Cuba/Fidel Castro: De Trump à Maradona et Bachar al-Assad, la mort de Fidel Castro fait réagir le monde entier

Hommage spontané à Fidel Castro, au Guatemala,
après l’annonce de sa mort. JOHAN ORDONEZ / AFP
De nombreux chefs d’Etat et anciens proches du dirigeant historique de Cuba ont réagi à l’annonce de sa mort, vendredi à l’âge de 90 ans.

Le père de la révolution cubaine s’est éteint. Depuis l’annonce, vendredi 25 novembre par son frère et successeur Raul Castro de la mort de Fidel Castro à l’âge de 90 ans, les dirigeants de la planète entière ont réagi, ainsi que les personnalités proches de l’ancien chef de l’Etat. Dans plusieurs pays du monde, des rassemblements spontanés ont aussi rendu hommage au « Lider Maximo ».

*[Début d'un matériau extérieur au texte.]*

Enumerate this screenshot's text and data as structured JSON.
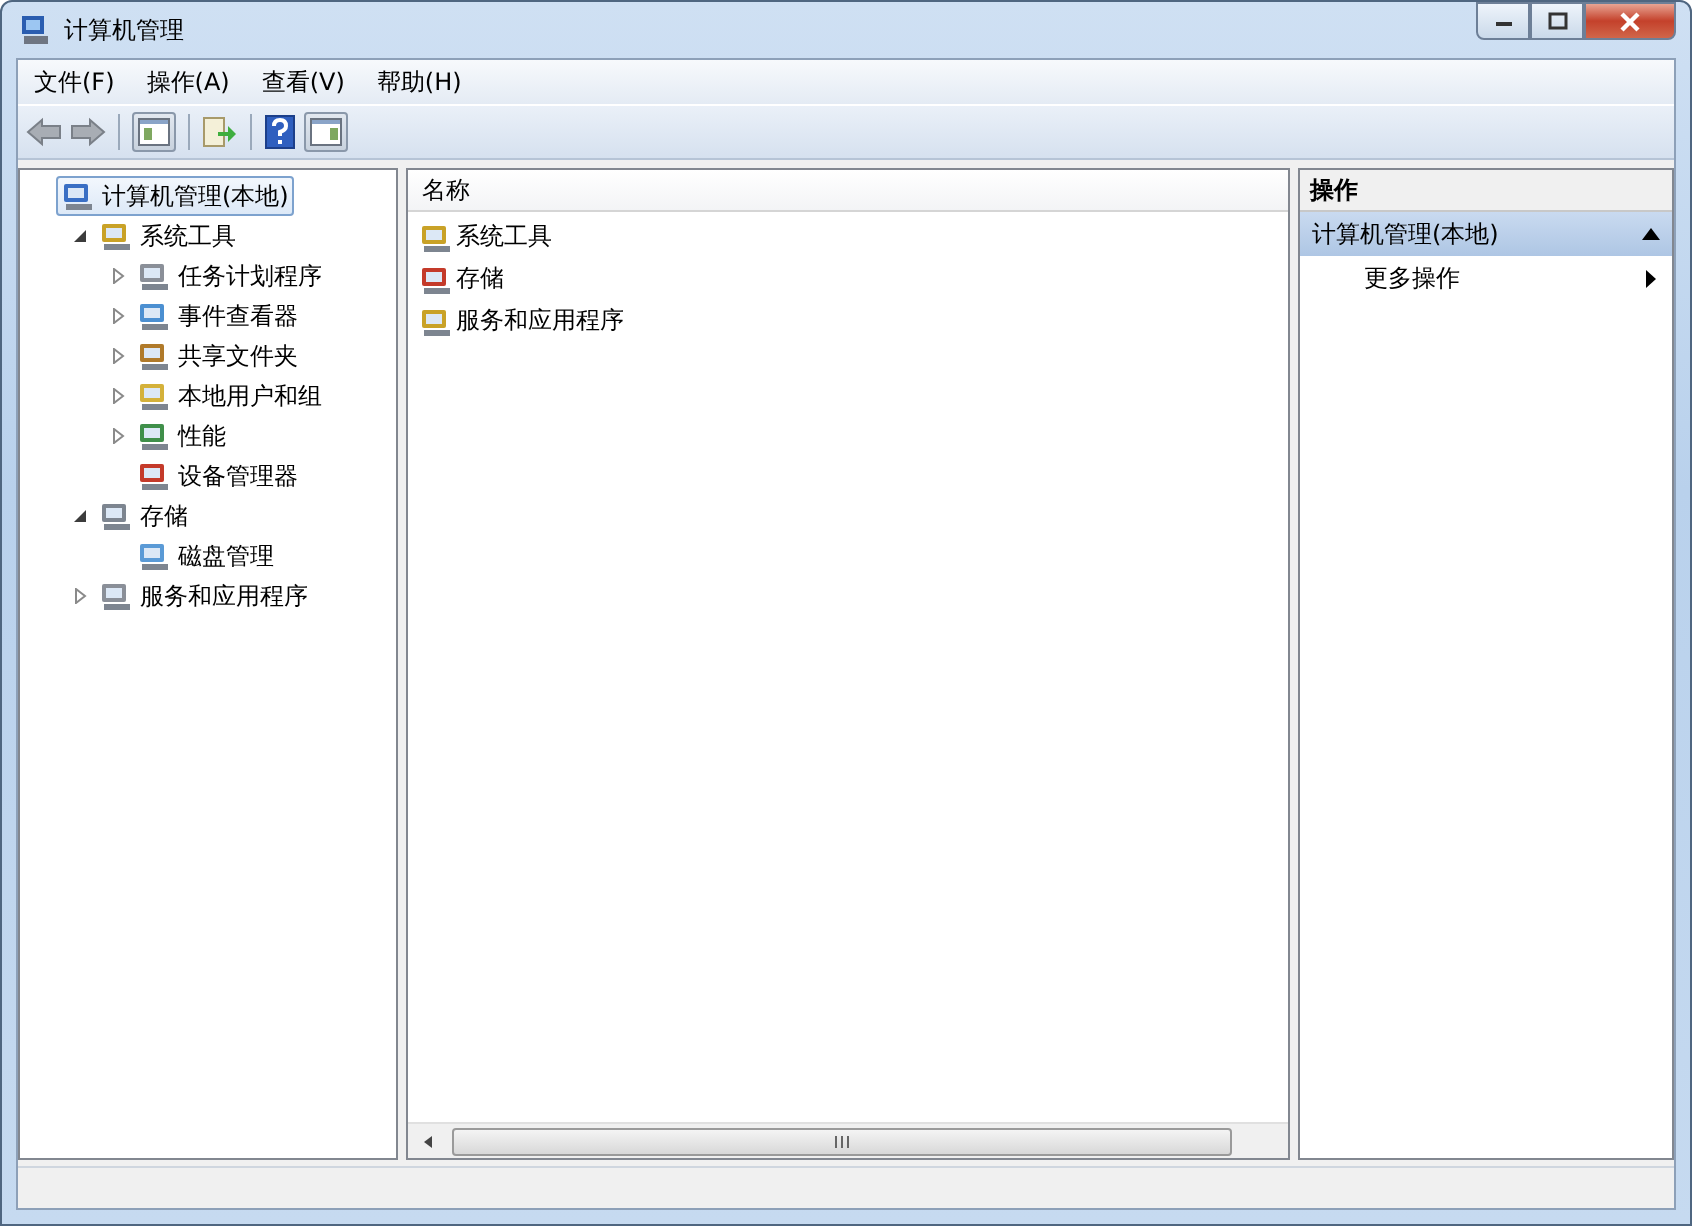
{
  "window": {
    "title": "计算机管理"
  },
  "menu": [
    {
      "label": "文件(F)"
    },
    {
      "label": "操作(A)"
    },
    {
      "label": "查看(V)"
    },
    {
      "label": "帮助(H)"
    }
  ],
  "tree": [
    {
      "label": "计算机管理(本地)",
      "selected": true,
      "children": [
        {
          "label": "系统工具",
          "selected": false,
          "expanded": true,
          "children": [
            {
              "label": "任务计划程序",
              "selected": false,
              "expanded": false
            },
            {
              "label": "事件查看器",
              "selected": false,
              "expanded": false
            },
            {
              "label": "共享文件夹",
              "selected": false,
              "expanded": false
            },
            {
              "label": "本地用户和组",
              "selected": false,
              "expanded": false
            },
            {
              "label": "性能",
              "selected": false,
              "expanded": false
            },
            {
              "label": "设备管理器",
              "selected": false
            }
          ]
        },
        {
          "label": "存储",
          "selected": false,
          "expanded": true,
          "children": [
            {
              "label": "磁盘管理",
              "selected": false
            }
          ]
        },
        {
          "label": "服务和应用程序",
          "selected": false,
          "expanded": false
        }
      ]
    }
  ],
  "list": {
    "column": "名称",
    "items": [
      {
        "label": "系统工具"
      },
      {
        "label": "存储"
      },
      {
        "label": "服务和应用程序"
      }
    ]
  },
  "actions": {
    "title": "操作",
    "section": "计算机管理(本地)",
    "items": [
      {
        "label": "更多操作"
      }
    ]
  }
}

Etats-Unis : Barack Obama et Donald Trump diamètralement opposés


Ennemis déclarés du régime castriste pendant la Guerre froide, les Etats-Unis, dont la CIA a tenté à 638 reprises de se débarasser du dirigeant cubain, ont réagi par la voix du président Barack Obama et de son successeur, Donald Trump. Co-architecte du rapprochement historique entre son pays et Cuba,
 le président Obama a réagi dans un communiqué, soulignant que « l’Histoire jugera[it] de l’impact énorme de cette figure singulière sur le peuple et le monde qui l’entourent. » Soulignant que son administration avait « travaillé dur » pour tourner la page de plus d’un demi-siècle de « discorde et de profonds désaccords politiques », le président américain a exprimé son « amitié au peuple cubain ».
Autre son de cloche avec le président élu Donald Trump. Après avoir sobrement annoncé sur Twitter la mort du « Lider Maximo », dans un second temps, Trump a fait savoir que Castro était « un dictateur brutal qui a opprimé son propre peuple » et qu’il fera « tout » pour contribuer à la liberté du peuple cubain. Cuba est engagée dans un dégel historique avec les Etats-Unis depuis fin 2014, mais Donald Trump a affiché des réserves sur ce rapprochement, affirmant qu’il ferait « tout pour obtenir un accord solide » avec La Havane.

A Miami, où de très nombreux réfugiés cubains fuyant le régime castriste se sont installés, des scènes de liesse ont accueilli la nouvelle de la mort du tyran cubain. De son côté, le sénateur de Floride et candidat malheureux à l’investiture républicaine, Marco Rubio, fils d’exilés cubains, a salué la mort d’un « dictateur meurtrier ayant infligé misère et souffrance à son propre peuple. »


Russie, Chine, Vietnam, les anciens « pays-frères » saluent sa mémoire


Pendant les années de la Guerre froide, Cuba a pu compter sur le soutien de l’Union soviétique et était devenu l’une des icônes de la confrontation entre les deux blocs. Aussi, de Moscou à Pékin, en passant par Hanoï, les anciens « pays-frères » du Cuba de Castro ont salué la mémoire du dirigeant cubain.

« Fidel a résisté et a fortifié son pays au cours du blocus américain le plus dur, quand il y avait une pression monumentale sur lui et il a pu mener son pays sur la voie du développement indépendant », a salué l’ex-dirigeant soviétique, Mikhaïl Gorbatchev, quand le président russe, Vladimir Poutine, dans une lettre adressée à Raul Castro, saluait « un ami sincère et fiable de la Russie » et un « homme d’Etat émérite, à juste titre considéré comme le symbole d’une époque de l’histoire moderne du monde ».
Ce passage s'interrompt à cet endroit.